"An Israeli startup that has developed technology to stop data being stolen from internet cables has emerged from stealth with a total of $26 million in funding. CyberRidge says its technology manipulates light to conceal data as it travels through fiber-optic cables on the seabed or on land. If an adversary - like a nation state - cuts the cables and tries to steal the data, they would only capture "random noise," Dan Sadot, the CEO and founder of CyberRidge, told Business Insider."
"Subsea cables, which are typically about as thick as a garden hose, are the backbone of the internet and crucial to the world's economy. Data is already encrypted as it travels through sprawling fiber-optic cables around the world. However, it can be siphoned off and stored with the intention of decrypting it in the future with powerful quantum computers, which are expected to crack today's encryption standards."

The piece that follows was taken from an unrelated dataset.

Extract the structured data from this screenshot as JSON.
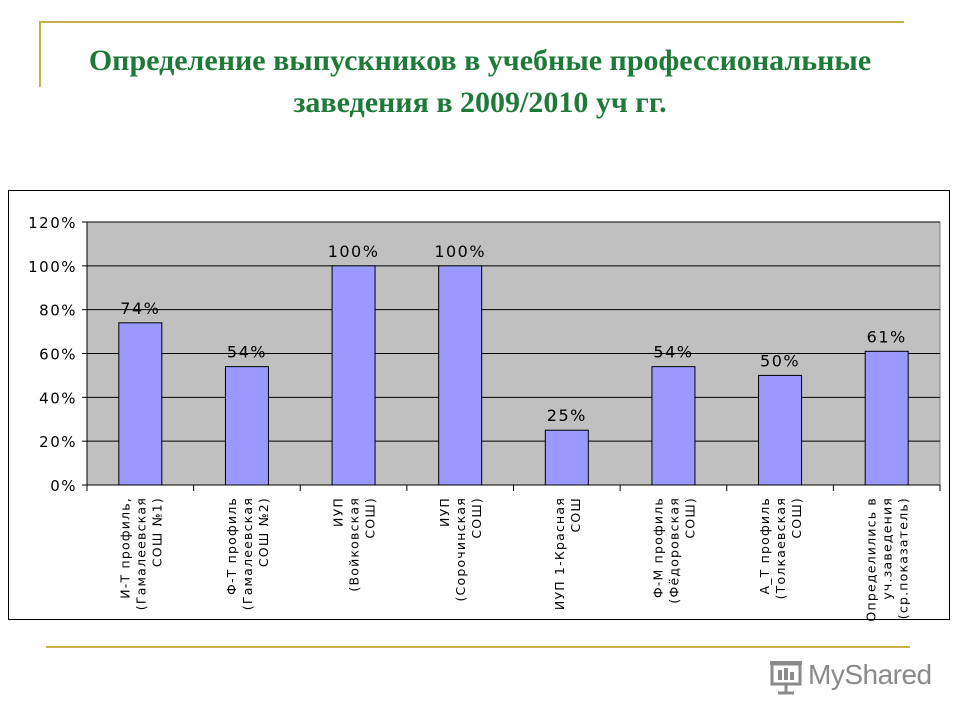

CyberRidge developed optical technology that conceals data traveling through fiber-optic cables by manipulating light so intercepted signals appear as random noise. The company offers a hardware device that sits at each cable end and requires a recomposition process using a photonic key that changes every fraction of a second. The approach aims to prevent adversaries who cut cables from siphoning usable data and complements existing encryption to guard against future quantum decryption. Potential customers include telecommunications carriers and hyperscale cloud providers. The company emerged from a concept encouraged by an Israeli intelligence unit and raised $26 million in funding.